9. La Commission ne conteste pas la validité de la pratique consistant à repartir entre Etats membres un contingent tarifaire global, mais celle de l'interdiction de réexporter vers d'autres Etats membres, qu'elle déduit de l'article 4 du règlement.
10. Selon le Conseil, soutenu à cet égard par le Gouvernement de la République française, l'interprétation donnée par la Commission à l'article 4 ci-dessus cité serait inexacte. Cette disposition n'aurait pas la portée que la Commission lui assigne, et le règlement ne violerait dès lors pas les articles 30 et 34.
11. Le Conseil observe qu'il existe traditionnellement un courant d'exportation du rhum des Etats ACP, plus important vers le Royaume-Uni (où il est destiné à la consommation intérieure) que vers les autres Etats membres. Tenant compte de cette circonstance, l'article 2, lettre a), du protocole prévoit que le développement des échanges, vise à l'article 1, se fera selon un taux de croissance différent en ce qui concerne le Royaume-Uni (40 %) et l'ensemble des autres Etats membres (18 %), et le règlement répercute ces prévisions sur le calcul des contingents alloués.
12. D'après le Conseil, l'article 4 du règlement, ainsi qu'il ressortirait de sa version anglaise, aurait pour seul objet d'obliger le Royaume-Uni a n'importer que des quantités qui peuvent être raisonnablement considérées, compte tenu du taux d'accroissement indiqué, comme correspondantes aux besoins de sa consommation intérieure, mais nullement comme comportant une interdiction de commercialiser dans les autres Etats membres des quantités de rhum faisant partie du contingent du Royaume-Uni.

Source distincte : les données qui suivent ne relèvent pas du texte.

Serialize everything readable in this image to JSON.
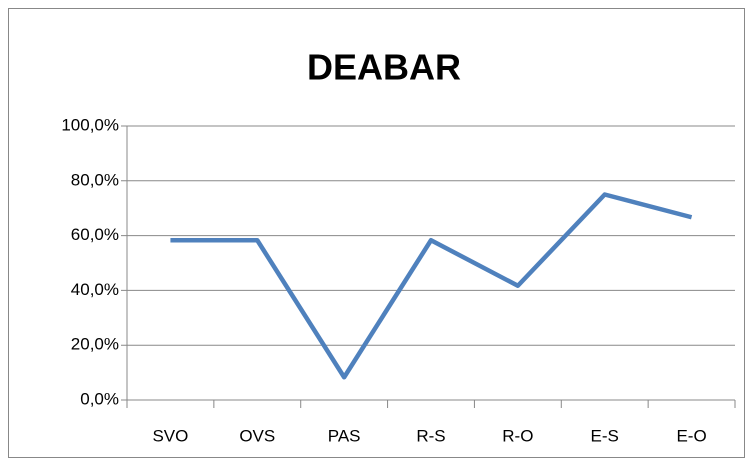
{
  "chart_data": {
    "type": "line",
    "title": "DEABAR",
    "categories": [
      "SVO",
      "OVS",
      "PAS",
      "R-S",
      "R-O",
      "E-S",
      "E-O"
    ],
    "series": [
      {
        "name": "DEABAR",
        "color": "#4f81bd",
        "values": [
          58.3,
          58.3,
          8.3,
          58.3,
          41.7,
          75,
          66.7
        ]
      }
    ],
    "ylim": [
      0,
      100
    ],
    "yticks": [
      {
        "value": 0,
        "label": "0,0%"
      },
      {
        "value": 20,
        "label": "20,0%"
      },
      {
        "value": 40,
        "label": "40,0%"
      },
      {
        "value": 60,
        "label": "60,0%"
      },
      {
        "value": 80,
        "label": "80,0%"
      },
      {
        "value": 100,
        "label": "100,0%"
      }
    ],
    "grid": true,
    "legend": false
  }
}
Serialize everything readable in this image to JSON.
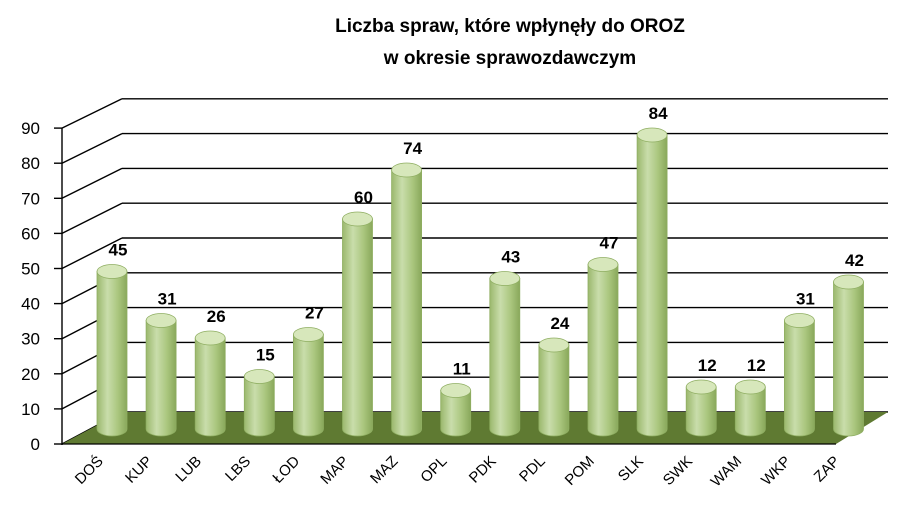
{
  "chart_data": {
    "type": "bar",
    "title_lines": [
      "Liczba spraw, które wpłynęły do OROZ",
      "w okresie sprawozdawczym"
    ],
    "categories": [
      "DOŚ",
      "KUP",
      "LUB",
      "LBS",
      "ŁOD",
      "MAP",
      "MAZ",
      "OPL",
      "PDK",
      "PDL",
      "POM",
      "SLK",
      "SWK",
      "WAM",
      "WKP",
      "ZAP"
    ],
    "values": [
      45,
      31,
      26,
      15,
      27,
      60,
      74,
      11,
      43,
      24,
      47,
      84,
      12,
      12,
      31,
      42
    ],
    "yticks": [
      "0",
      "10",
      "20",
      "30",
      "40",
      "50",
      "60",
      "70",
      "80",
      "90"
    ],
    "ylim": [
      0,
      90
    ],
    "xlabel": "",
    "ylabel": "",
    "grid": true,
    "style": "3d-cylinder",
    "colors": {
      "bar": "#b5cf8c",
      "bar_dark": "#8fae62",
      "bar_top": "#d7e7bb",
      "floor": "#5f7a32",
      "grid": "#000000"
    }
  }
}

13. Il y a lieu de souligner que si, comme le soutient la Commission, cette disposition comportait une interdiction d'exportation à partir du Royaume-Uni vers les autres Etats membres, elle violerait effectivement les dispositions du traité relatives à la libre circulation des marchandises ; si donc, comme la Cour l'a admis, une répartition d'un contingent tarifaire global en quotas nationaux peut, dans certaines circonstances, être compatible avec le traité, c'est à la condition expresse qu'elle ne porte pas atteinte à la libre circulation des produits faisant l'objet du contingent, après qu'ils ont été admis en libre pratique sur le territoire d'un Etat membre.
14. Il en résulte que la solution du litige dont la Cour est saisie dépend de l'interprétation qui doit être donnée à l'article 4 du règlement n° 1699-82.

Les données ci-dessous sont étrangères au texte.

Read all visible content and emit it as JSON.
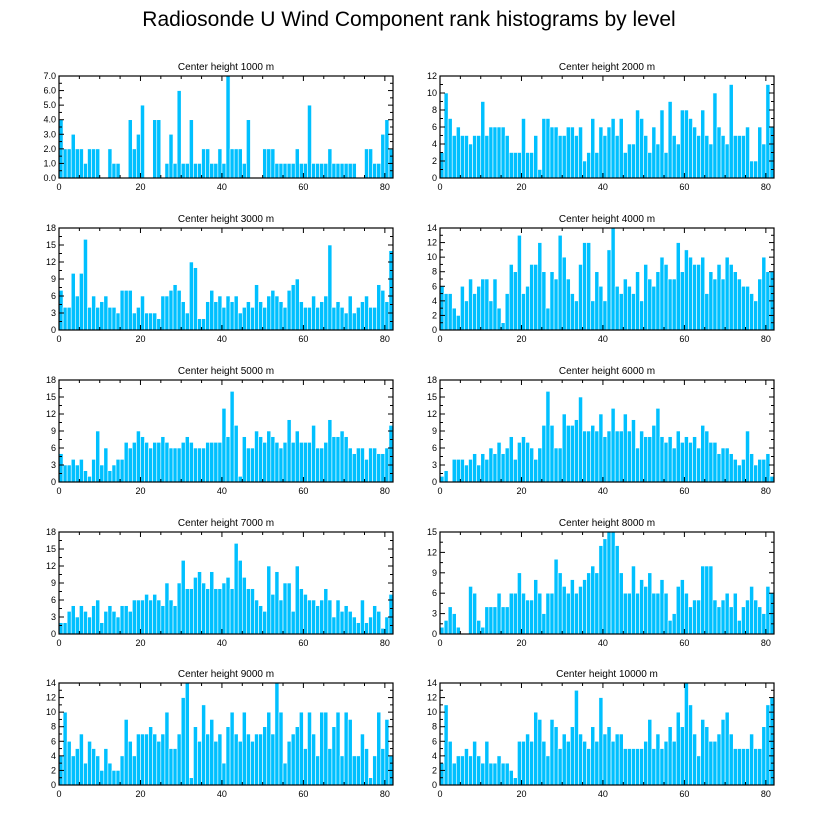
{
  "title": "Radiosonde U Wind Component rank histograms by level",
  "colors": {
    "bar": "#00c0ff",
    "bar_edge": "#ffffff",
    "axis": "#000000"
  },
  "chart_data": [
    {
      "type": "bar",
      "title": "Center height 1000 m",
      "xlim": [
        0,
        82
      ],
      "ylim": [
        0,
        7.0
      ],
      "xticks": [
        0,
        20,
        40,
        60,
        80
      ],
      "yticks": [
        "0.0",
        "1.0",
        "2.0",
        "3.0",
        "4.0",
        "5.0",
        "6.0",
        "7.0"
      ],
      "ytick_values": [
        0,
        1,
        2,
        3,
        4,
        5,
        6,
        7
      ],
      "values": [
        4,
        2,
        2,
        3,
        2,
        2,
        1,
        2,
        2,
        2,
        0,
        0,
        2,
        1,
        1,
        0,
        0,
        4,
        2,
        3,
        5,
        0,
        0,
        4,
        4,
        0,
        1,
        3,
        1,
        6,
        1,
        1,
        4,
        1,
        1,
        2,
        2,
        1,
        1,
        2,
        1,
        7,
        2,
        2,
        2,
        1,
        4,
        0,
        0,
        0,
        2,
        2,
        2,
        1,
        1,
        1,
        1,
        1,
        2,
        1,
        1,
        5,
        1,
        1,
        1,
        1,
        2,
        1,
        1,
        1,
        1,
        1,
        1,
        0,
        0,
        2,
        2,
        1,
        1,
        3,
        4,
        2
      ]
    },
    {
      "type": "bar",
      "title": "Center height 2000 m",
      "xlim": [
        0,
        82
      ],
      "ylim": [
        0,
        12
      ],
      "xticks": [
        0,
        20,
        40,
        60,
        80
      ],
      "yticks": [
        "0",
        "2",
        "4",
        "6",
        "8",
        "10",
        "12"
      ],
      "ytick_values": [
        0,
        2,
        4,
        6,
        8,
        10,
        12
      ],
      "values": [
        3,
        10,
        7,
        5,
        6,
        5,
        5,
        4,
        5,
        5,
        9,
        5,
        6,
        6,
        6,
        6,
        5,
        3,
        3,
        3,
        7,
        3,
        3,
        5,
        1,
        7,
        7,
        6,
        6,
        5,
        5,
        6,
        6,
        5,
        6,
        2,
        3,
        7,
        3,
        6,
        5,
        6,
        7,
        5,
        7,
        3,
        4,
        4,
        8,
        7,
        5,
        3,
        6,
        4,
        8,
        3,
        9,
        5,
        4,
        8,
        8,
        7,
        6,
        5,
        8,
        5,
        4,
        10,
        6,
        5,
        4,
        11,
        5,
        5,
        5,
        6,
        2,
        2,
        6,
        4,
        11,
        6
      ]
    },
    {
      "type": "bar",
      "title": "Center height 3000 m",
      "xlim": [
        0,
        82
      ],
      "ylim": [
        0,
        18
      ],
      "xticks": [
        0,
        20,
        40,
        60,
        80
      ],
      "yticks": [
        "0",
        "3",
        "6",
        "9",
        "12",
        "15",
        "18"
      ],
      "ytick_values": [
        0,
        3,
        6,
        9,
        12,
        15,
        18
      ],
      "values": [
        7,
        4,
        4,
        10,
        6,
        10,
        16,
        4,
        6,
        4,
        5,
        6,
        4,
        4,
        3,
        7,
        7,
        7,
        3,
        4,
        6,
        3,
        3,
        3,
        2,
        6,
        6,
        7,
        8,
        7,
        5,
        3,
        12,
        11,
        2,
        2,
        5,
        7,
        5,
        6,
        4,
        6,
        5,
        6,
        3,
        4,
        5,
        4,
        8,
        5,
        4,
        6,
        7,
        6,
        5,
        4,
        7,
        8,
        9,
        5,
        4,
        4,
        6,
        4,
        5,
        6,
        15,
        4,
        5,
        4,
        3,
        6,
        3,
        4,
        5,
        6,
        4,
        4,
        8,
        7,
        5,
        14
      ]
    },
    {
      "type": "bar",
      "title": "Center height 4000 m",
      "xlim": [
        0,
        82
      ],
      "ylim": [
        0,
        14
      ],
      "xticks": [
        0,
        20,
        40,
        60,
        80
      ],
      "yticks": [
        "0",
        "2",
        "4",
        "6",
        "8",
        "10",
        "12",
        "14"
      ],
      "ytick_values": [
        0,
        2,
        4,
        6,
        8,
        10,
        12,
        14
      ],
      "values": [
        6,
        5,
        5,
        3,
        2,
        6,
        4,
        7,
        5,
        6,
        7,
        7,
        4,
        7,
        3,
        1,
        5,
        9,
        8,
        13,
        5,
        6,
        9,
        9,
        12,
        8,
        3,
        8,
        7,
        13,
        10,
        7,
        5,
        4,
        9,
        12,
        12,
        4,
        8,
        6,
        4,
        11,
        14,
        6,
        5,
        7,
        6,
        5,
        8,
        4,
        9,
        7,
        6,
        8,
        10,
        9,
        7,
        7,
        12,
        8,
        11,
        10,
        9,
        9,
        10,
        5,
        8,
        7,
        9,
        7,
        10,
        9,
        8,
        7,
        6,
        6,
        5,
        4,
        7,
        10,
        8,
        8
      ]
    },
    {
      "type": "bar",
      "title": "Center height 5000 m",
      "xlim": [
        0,
        82
      ],
      "ylim": [
        0,
        18
      ],
      "xticks": [
        0,
        20,
        40,
        60,
        80
      ],
      "yticks": [
        "0",
        "3",
        "6",
        "9",
        "12",
        "15",
        "18"
      ],
      "ytick_values": [
        0,
        3,
        6,
        9,
        12,
        15,
        18
      ],
      "values": [
        5,
        3,
        3,
        4,
        3,
        4,
        2,
        1,
        4,
        9,
        3,
        6,
        2,
        3,
        4,
        4,
        7,
        6,
        7,
        9,
        8,
        7,
        6,
        7,
        7,
        8,
        7,
        6,
        6,
        6,
        7,
        8,
        7,
        6,
        6,
        6,
        7,
        7,
        7,
        7,
        13,
        8,
        16,
        10,
        1,
        8,
        6,
        6,
        9,
        8,
        7,
        9,
        8,
        7,
        6,
        7,
        11,
        7,
        9,
        7,
        7,
        7,
        10,
        6,
        6,
        7,
        11,
        8,
        8,
        9,
        8,
        6,
        5,
        6,
        6,
        4,
        6,
        6,
        5,
        5,
        6,
        10
      ]
    },
    {
      "type": "bar",
      "title": "Center height 6000 m",
      "xlim": [
        0,
        82
      ],
      "ylim": [
        0,
        18
      ],
      "xticks": [
        0,
        20,
        40,
        60,
        80
      ],
      "yticks": [
        "0",
        "3",
        "6",
        "9",
        "12",
        "15",
        "18"
      ],
      "ytick_values": [
        0,
        3,
        6,
        9,
        12,
        15,
        18
      ],
      "values": [
        1,
        2,
        0,
        4,
        4,
        4,
        3,
        4,
        5,
        3,
        5,
        4,
        6,
        5,
        7,
        5,
        6,
        8,
        4,
        7,
        8,
        7,
        6,
        4,
        6,
        10,
        16,
        10,
        6,
        6,
        12,
        10,
        10,
        11,
        15,
        9,
        9,
        10,
        9,
        12,
        8,
        9,
        13,
        9,
        9,
        12,
        9,
        11,
        6,
        9,
        8,
        8,
        10,
        13,
        8,
        7,
        8,
        6,
        9,
        7,
        8,
        7,
        8,
        6,
        10,
        9,
        7,
        7,
        5,
        6,
        6,
        5,
        4,
        3,
        4,
        9,
        5,
        3,
        4,
        4,
        5,
        1
      ]
    },
    {
      "type": "bar",
      "title": "Center height 7000 m",
      "xlim": [
        0,
        82
      ],
      "ylim": [
        0,
        18
      ],
      "xticks": [
        0,
        20,
        40,
        60,
        80
      ],
      "yticks": [
        "0",
        "3",
        "6",
        "9",
        "12",
        "15",
        "18"
      ],
      "ytick_values": [
        0,
        3,
        6,
        9,
        12,
        15,
        18
      ],
      "values": [
        2,
        2,
        4,
        5,
        3,
        5,
        4,
        3,
        5,
        6,
        2,
        4,
        5,
        4,
        3,
        5,
        5,
        4,
        6,
        6,
        6,
        7,
        6,
        7,
        6,
        5,
        9,
        6,
        5,
        9,
        13,
        8,
        8,
        10,
        11,
        9,
        8,
        11,
        8,
        8,
        9,
        10,
        8,
        16,
        13,
        10,
        8,
        8,
        6,
        5,
        4,
        12,
        7,
        11,
        6,
        9,
        9,
        4,
        12,
        8,
        7,
        6,
        6,
        5,
        6,
        8,
        6,
        3,
        6,
        4,
        5,
        4,
        3,
        2,
        6,
        2,
        3,
        5,
        4,
        1,
        3,
        7
      ]
    },
    {
      "type": "bar",
      "title": "Center height 8000 m",
      "xlim": [
        0,
        82
      ],
      "ylim": [
        0,
        15
      ],
      "xticks": [
        0,
        20,
        40,
        60,
        80
      ],
      "yticks": [
        "0",
        "3",
        "6",
        "9",
        "12",
        "15"
      ],
      "ytick_values": [
        0,
        3,
        6,
        9,
        12,
        15
      ],
      "values": [
        1,
        2,
        4,
        3,
        1,
        0,
        0,
        7,
        6,
        2,
        1,
        4,
        4,
        4,
        6,
        4,
        4,
        6,
        6,
        9,
        6,
        5,
        5,
        8,
        6,
        3,
        6,
        6,
        11,
        9,
        7,
        6,
        8,
        6,
        7,
        8,
        9,
        10,
        9,
        13,
        14,
        15,
        15,
        13,
        9,
        6,
        6,
        10,
        6,
        8,
        7,
        9,
        6,
        6,
        8,
        6,
        2,
        3,
        7,
        8,
        6,
        4,
        5,
        5,
        10,
        10,
        10,
        5,
        4,
        5,
        6,
        4,
        6,
        2,
        4,
        5,
        7,
        5,
        4,
        3,
        7,
        6
      ]
    },
    {
      "type": "bar",
      "title": "Center height 9000 m",
      "xlim": [
        0,
        82
      ],
      "ylim": [
        0,
        14
      ],
      "xticks": [
        0,
        20,
        40,
        60,
        80
      ],
      "yticks": [
        "0",
        "2",
        "4",
        "6",
        "8",
        "10",
        "12",
        "14"
      ],
      "ytick_values": [
        0,
        2,
        4,
        6,
        8,
        10,
        12,
        14
      ],
      "values": [
        4,
        10,
        6,
        4,
        5,
        7,
        3,
        6,
        5,
        4,
        2,
        5,
        3,
        2,
        2,
        4,
        9,
        6,
        4,
        7,
        7,
        7,
        8,
        7,
        6,
        7,
        10,
        5,
        5,
        7,
        12,
        14,
        1,
        8,
        6,
        11,
        7,
        9,
        6,
        7,
        3,
        8,
        10,
        7,
        6,
        10,
        7,
        6,
        7,
        7,
        8,
        10,
        7,
        14,
        10,
        3,
        6,
        7,
        8,
        10,
        5,
        10,
        7,
        4,
        10,
        10,
        5,
        8,
        10,
        4,
        10,
        9,
        4,
        4,
        7,
        5,
        1,
        4,
        10,
        5,
        9,
        4
      ]
    },
    {
      "type": "bar",
      "title": "Center height 10000 m",
      "xlim": [
        0,
        82
      ],
      "ylim": [
        0,
        14
      ],
      "xticks": [
        0,
        20,
        40,
        60,
        80
      ],
      "yticks": [
        "0",
        "2",
        "4",
        "6",
        "8",
        "10",
        "12",
        "14"
      ],
      "ytick_values": [
        0,
        2,
        4,
        6,
        8,
        10,
        12,
        14
      ],
      "values": [
        3,
        11,
        6,
        3,
        4,
        4,
        5,
        4,
        6,
        4,
        3,
        6,
        3,
        3,
        4,
        3,
        3,
        2,
        1,
        6,
        6,
        7,
        6,
        10,
        9,
        6,
        4,
        9,
        8,
        5,
        7,
        6,
        8,
        13,
        7,
        6,
        5,
        8,
        6,
        12,
        7,
        8,
        6,
        7,
        7,
        5,
        5,
        5,
        5,
        5,
        6,
        9,
        5,
        7,
        5,
        6,
        8,
        6,
        10,
        8,
        14,
        11,
        7,
        4,
        9,
        8,
        6,
        6,
        7,
        9,
        10,
        7,
        5,
        5,
        5,
        5,
        7,
        5,
        5,
        8,
        11,
        12
      ]
    }
  ]
}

15. La Cour estime que, lorsqu'un texte du droit dérivé communautaire est susceptible de plus d'une interprétation, il convient de donner la préférence à celle qui rend la disposition conforme au traité, plutôt qu'à celle conduisant à constater son incompatibilité avec celui-ci.
16. En l'occurrence, l'interprétation proposée par le Conseil est entièrement conforme au texte de la disposition en cause, dans sa version anglaise, sans être inconciliable avec les autres versions du même texte, et elle correspond, en outre, aux objectifs du protocole n° 5 dont elle permet la réalisation.
17. Il en résulte que la disposition litigieuse n'impose pas au Royaume-Uni l'obligation de limiter les exportations du rhum originaire des Etats ACP vers les autres Etats membres, comme l'a soutenu la Commission, mais seulement l'obligation d'assurer que les quantités importées au Royaume-Uni sont limitées à celles qui répondent aux besoins de sa consommation intérieure. Elle est dès lors conforme au traité.
18. Par conséquent, le recours doit être rejeté.
Sur les dépens
19. Aux termes de l'article 69, paragraphe 2, du règlement de procédure, toute partie qui succombe est condamnée aux dépens. La Commission ayant succombé en ses moyens, il y a lieu de la condamner aux dépens, y compris ceux de la partie intervenante.
Par ces motifs,
LA COUR,
Déclare et arrête :
1) le recours est rejeté.
2) la Commission est condamnée aux dépens, y compris ceux de la partie intervenante.